Court Opinion

ID: 8070534
Source: CourtListenerOpinion
Date Created: 2022-09-09 11:23:33.842243+00
Date Added: 2024-06-11T16:38:14.618824
License: Public Domain

SMITH, J.
It is not claimed that the defendant is responsible for any damage caused by the freezing of the canal alone. If the plaintiff’s boat had been unloaded in its regular turn, it would still have been frozen in before reaching any other destination. The only damage which the plaintiff can here recover is the damage which the plaintiff suffered by reason of the fact of its being frozen in with the load on. It appears that it was universally necessary to have boats calked in the spring, to prevent leakage, whether they be frozen in with the load on, or free from the load. The only evidence of damage here is that it cost $7.50 to have the boat calked at Ft. Edward in the spring, and that it cost about $41 to have certain repairs made at Whitehall.
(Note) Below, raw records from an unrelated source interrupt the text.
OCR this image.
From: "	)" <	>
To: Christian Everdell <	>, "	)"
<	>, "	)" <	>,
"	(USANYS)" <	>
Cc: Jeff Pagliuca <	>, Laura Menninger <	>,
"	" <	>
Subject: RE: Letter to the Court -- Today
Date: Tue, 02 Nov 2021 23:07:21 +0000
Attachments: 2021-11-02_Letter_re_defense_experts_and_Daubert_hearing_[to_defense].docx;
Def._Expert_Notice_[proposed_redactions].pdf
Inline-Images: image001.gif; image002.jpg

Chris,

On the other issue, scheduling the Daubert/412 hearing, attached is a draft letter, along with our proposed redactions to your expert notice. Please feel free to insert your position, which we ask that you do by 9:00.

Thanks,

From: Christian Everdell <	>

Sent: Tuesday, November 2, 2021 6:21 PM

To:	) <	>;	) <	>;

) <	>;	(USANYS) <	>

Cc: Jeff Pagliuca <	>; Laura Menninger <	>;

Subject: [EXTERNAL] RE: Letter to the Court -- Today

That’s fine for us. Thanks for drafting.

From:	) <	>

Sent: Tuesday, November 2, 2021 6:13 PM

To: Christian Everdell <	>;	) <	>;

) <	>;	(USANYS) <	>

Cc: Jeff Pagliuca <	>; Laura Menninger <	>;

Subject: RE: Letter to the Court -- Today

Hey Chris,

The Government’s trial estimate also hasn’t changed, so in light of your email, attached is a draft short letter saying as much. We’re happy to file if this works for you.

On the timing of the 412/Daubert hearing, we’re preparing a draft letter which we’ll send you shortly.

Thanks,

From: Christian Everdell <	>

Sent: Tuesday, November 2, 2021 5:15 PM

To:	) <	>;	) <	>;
There is no evidence in the case that those repairs made at Whitehall were repairs made necessary by the freezing in of the boat with the load on, and there is no evidence that the calking which was done at Ft. Edward was any more than would have been required, had the boat been frozen in unloaded. Without such proof, the plaintiff would seem to have failed to have established any damage for which the defendant here is legally liable. I am unable to see how the evidence as to the rental value of canal boats in the winter time in New York City could be of any assistance to *786the jury in ascertaining the damage properly chargeable to the defendant. For failure of proof, therefore, of damages for the claimed negligent act of the defendant, the plaintiff must be deemed to have failed to have established his cause of action, and the judgment and order must be reversed.